Je suis épuisé[e]. Mais pas de point final. J’habite dans l’est de Paris. Je pousse jusqu’à Vincennes. C’est dans les bois que se trouvait le plus grand centre d’identification de la région parisienne. On y faisait venir les manifestants, les victimes de rafle, et on les faisait patienter dans des hangars surpeuplés. Le parti communiste et le FLN alors avaient déjà fait la comparaison.
Mais je ne suis pas certain[e] de retrouver ce lieu, ancien camp militaire. Je crois d’abord devoir aller au parc floral, voire à la Cartoucherie. Je poursuis au-delà, jusqu’à Joinville. Là où se trouve l’école de police, il y a encore un camp, celui où sont enfermés des migrants. De centre d’identification on est passé à centre de rétention. Eux aussi attendent.
Je suis à l’orée du bois, le long du périphérique. Je prends les petits chemins de terre sinueux. J’ai l’impression de mener une mission d’investigation.
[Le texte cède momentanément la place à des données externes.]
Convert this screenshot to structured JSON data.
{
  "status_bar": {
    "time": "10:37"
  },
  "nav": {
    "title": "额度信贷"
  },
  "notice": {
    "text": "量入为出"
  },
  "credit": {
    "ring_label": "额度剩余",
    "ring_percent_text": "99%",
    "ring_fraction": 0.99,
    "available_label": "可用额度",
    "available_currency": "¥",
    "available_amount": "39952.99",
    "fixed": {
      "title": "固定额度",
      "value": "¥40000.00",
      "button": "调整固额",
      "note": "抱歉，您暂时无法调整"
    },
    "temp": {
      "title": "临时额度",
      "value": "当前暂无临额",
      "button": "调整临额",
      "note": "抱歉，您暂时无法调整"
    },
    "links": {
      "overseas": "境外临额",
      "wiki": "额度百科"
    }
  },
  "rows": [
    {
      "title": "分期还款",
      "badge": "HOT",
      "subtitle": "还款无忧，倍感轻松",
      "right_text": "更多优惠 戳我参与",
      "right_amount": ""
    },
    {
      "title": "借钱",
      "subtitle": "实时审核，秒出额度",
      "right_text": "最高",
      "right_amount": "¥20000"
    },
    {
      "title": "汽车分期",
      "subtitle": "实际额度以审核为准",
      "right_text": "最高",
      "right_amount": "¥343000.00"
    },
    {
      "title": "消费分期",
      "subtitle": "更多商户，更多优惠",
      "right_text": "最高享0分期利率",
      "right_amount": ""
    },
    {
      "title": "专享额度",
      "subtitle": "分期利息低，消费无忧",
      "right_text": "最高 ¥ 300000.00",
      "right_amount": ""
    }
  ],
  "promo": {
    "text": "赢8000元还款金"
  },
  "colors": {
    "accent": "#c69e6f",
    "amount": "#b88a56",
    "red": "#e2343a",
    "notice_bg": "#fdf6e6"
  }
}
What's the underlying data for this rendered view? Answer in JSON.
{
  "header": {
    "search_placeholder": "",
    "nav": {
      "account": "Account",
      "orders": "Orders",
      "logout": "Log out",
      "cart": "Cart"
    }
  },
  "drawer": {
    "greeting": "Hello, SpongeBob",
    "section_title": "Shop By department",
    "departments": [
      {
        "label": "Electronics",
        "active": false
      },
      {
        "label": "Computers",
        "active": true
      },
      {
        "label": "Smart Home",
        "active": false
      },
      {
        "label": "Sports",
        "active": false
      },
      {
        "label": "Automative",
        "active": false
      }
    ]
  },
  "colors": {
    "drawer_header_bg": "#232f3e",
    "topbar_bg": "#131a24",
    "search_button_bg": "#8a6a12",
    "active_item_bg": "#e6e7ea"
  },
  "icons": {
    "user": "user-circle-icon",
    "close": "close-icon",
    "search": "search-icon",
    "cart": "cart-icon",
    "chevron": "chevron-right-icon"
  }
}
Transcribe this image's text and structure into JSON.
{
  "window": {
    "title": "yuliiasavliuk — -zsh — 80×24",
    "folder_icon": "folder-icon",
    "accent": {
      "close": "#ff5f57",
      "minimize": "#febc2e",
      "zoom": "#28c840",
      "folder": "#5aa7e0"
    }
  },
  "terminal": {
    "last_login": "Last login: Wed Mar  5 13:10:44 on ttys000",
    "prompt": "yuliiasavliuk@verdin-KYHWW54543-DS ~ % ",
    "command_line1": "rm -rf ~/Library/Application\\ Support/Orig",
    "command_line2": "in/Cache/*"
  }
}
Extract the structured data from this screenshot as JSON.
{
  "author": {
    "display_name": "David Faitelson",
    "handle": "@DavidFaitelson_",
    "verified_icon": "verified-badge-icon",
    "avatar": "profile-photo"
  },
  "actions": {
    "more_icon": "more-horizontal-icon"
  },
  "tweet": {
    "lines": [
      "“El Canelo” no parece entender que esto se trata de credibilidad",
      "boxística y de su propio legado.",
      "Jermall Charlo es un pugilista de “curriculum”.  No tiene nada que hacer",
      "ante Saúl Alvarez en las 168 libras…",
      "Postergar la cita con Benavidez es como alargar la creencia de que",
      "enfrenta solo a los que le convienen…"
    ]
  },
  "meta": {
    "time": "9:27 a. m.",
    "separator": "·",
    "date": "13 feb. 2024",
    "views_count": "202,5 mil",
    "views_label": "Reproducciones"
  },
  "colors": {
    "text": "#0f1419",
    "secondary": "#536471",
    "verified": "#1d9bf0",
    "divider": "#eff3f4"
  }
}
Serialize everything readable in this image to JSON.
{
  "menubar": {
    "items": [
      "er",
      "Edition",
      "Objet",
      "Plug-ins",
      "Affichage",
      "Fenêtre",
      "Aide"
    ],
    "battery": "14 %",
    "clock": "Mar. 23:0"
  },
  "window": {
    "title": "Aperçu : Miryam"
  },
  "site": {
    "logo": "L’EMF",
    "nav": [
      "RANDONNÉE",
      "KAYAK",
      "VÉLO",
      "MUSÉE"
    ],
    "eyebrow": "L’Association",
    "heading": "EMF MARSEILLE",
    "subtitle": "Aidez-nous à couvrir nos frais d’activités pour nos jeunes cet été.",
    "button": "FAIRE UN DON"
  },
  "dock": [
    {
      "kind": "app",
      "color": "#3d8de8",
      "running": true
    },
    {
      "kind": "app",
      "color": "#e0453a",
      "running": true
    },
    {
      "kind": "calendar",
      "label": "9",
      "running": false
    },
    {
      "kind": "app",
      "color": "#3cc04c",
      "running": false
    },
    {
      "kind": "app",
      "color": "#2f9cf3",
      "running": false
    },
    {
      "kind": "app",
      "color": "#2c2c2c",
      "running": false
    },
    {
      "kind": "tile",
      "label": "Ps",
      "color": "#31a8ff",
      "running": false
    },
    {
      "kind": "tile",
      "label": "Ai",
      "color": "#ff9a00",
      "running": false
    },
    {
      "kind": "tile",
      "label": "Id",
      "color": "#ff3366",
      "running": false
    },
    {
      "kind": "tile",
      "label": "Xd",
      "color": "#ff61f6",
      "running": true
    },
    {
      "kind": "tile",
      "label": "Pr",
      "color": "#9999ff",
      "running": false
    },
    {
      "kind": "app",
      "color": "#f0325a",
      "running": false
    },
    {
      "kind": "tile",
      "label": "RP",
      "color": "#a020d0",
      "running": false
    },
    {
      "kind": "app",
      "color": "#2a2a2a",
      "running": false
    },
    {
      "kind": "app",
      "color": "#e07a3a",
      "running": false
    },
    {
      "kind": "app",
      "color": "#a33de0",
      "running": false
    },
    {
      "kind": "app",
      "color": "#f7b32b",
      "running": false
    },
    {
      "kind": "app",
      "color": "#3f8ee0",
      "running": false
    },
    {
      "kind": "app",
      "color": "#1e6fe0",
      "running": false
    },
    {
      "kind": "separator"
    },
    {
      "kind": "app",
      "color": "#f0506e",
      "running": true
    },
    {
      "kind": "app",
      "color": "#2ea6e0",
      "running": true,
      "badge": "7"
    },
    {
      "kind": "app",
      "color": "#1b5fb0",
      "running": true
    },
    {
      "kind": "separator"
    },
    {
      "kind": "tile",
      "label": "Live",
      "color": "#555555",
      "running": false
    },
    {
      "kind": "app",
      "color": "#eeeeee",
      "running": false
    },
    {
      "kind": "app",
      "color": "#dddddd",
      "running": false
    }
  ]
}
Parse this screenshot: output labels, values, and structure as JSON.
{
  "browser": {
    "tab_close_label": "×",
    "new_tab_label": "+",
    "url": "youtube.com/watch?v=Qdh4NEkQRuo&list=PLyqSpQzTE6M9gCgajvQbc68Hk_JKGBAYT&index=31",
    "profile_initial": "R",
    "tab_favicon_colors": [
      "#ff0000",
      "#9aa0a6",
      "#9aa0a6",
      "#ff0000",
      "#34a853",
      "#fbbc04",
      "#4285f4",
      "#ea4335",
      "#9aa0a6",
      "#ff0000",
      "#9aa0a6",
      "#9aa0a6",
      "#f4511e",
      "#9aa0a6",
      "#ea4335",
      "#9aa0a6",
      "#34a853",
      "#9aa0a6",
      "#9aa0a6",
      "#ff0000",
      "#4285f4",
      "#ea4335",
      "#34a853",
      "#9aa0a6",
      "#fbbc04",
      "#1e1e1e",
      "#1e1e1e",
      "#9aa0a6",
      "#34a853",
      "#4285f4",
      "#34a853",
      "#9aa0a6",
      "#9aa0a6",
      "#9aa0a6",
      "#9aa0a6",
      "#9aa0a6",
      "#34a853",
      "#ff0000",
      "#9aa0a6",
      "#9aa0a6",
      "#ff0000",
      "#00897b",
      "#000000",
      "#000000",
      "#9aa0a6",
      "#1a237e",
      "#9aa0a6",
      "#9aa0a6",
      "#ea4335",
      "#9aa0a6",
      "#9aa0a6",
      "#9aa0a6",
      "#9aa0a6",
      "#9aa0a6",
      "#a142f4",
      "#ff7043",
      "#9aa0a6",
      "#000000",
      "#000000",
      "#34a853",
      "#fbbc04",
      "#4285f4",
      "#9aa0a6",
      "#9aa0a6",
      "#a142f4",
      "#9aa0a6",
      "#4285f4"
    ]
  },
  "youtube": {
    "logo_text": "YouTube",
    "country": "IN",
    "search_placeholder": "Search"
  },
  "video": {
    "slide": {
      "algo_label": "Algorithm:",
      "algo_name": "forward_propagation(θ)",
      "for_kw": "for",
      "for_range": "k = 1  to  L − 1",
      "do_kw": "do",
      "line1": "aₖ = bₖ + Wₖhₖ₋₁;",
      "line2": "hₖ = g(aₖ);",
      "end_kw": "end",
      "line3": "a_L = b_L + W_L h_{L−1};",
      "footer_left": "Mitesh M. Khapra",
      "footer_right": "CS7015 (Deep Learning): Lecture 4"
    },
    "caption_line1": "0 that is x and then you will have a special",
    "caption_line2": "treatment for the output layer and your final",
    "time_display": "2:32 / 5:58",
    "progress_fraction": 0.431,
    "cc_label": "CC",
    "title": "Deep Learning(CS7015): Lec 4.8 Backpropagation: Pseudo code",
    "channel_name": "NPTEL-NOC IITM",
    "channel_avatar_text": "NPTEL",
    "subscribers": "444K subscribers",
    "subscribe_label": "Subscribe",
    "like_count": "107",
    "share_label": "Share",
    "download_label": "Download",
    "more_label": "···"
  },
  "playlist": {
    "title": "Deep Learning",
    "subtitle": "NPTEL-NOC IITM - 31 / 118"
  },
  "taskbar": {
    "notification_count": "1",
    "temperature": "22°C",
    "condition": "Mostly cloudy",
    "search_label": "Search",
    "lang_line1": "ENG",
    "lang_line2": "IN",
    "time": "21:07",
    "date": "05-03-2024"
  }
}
J’arrive devant les portes et je suis pris[e] de panique. Des policiers dont je n’ose croiser le regard doivent se demander ce qu’un jeune homme [alors] fait ici, un appareil photo autour du cou. Je fais mine d’être touriste. Après tout je ne cherche pas à photographier l’intérieur ni les visages. Je suis les barbelés, traverse le périphérique. Je me fais des frayeurs, peut-être car il y a des raisons d’avoir peur. La paranoïa tourne à plein régime. Vont-ils regarder les caméras ? Suivre mon parcours depuis Nanterre ? Sauront-ils me retrouver ? Un mirador à l’angle, un cliché rapide. Et puis traversant le périphérique cette vision étrange d’une statue monumentale. De profil et difficilement visible entre les ronces, je crois à un zouave. Probablement un monument aux soldats de la Grande Guerre, les poilus pas les indigènes, [non, c'est plus ancien] qui semble servir de pilier au mur d’enceinte de ce camp.
Il y a quelques jours j’ai appris que mes deux arrière-grands-pères algériens étaient morts durant la Grande Guerre.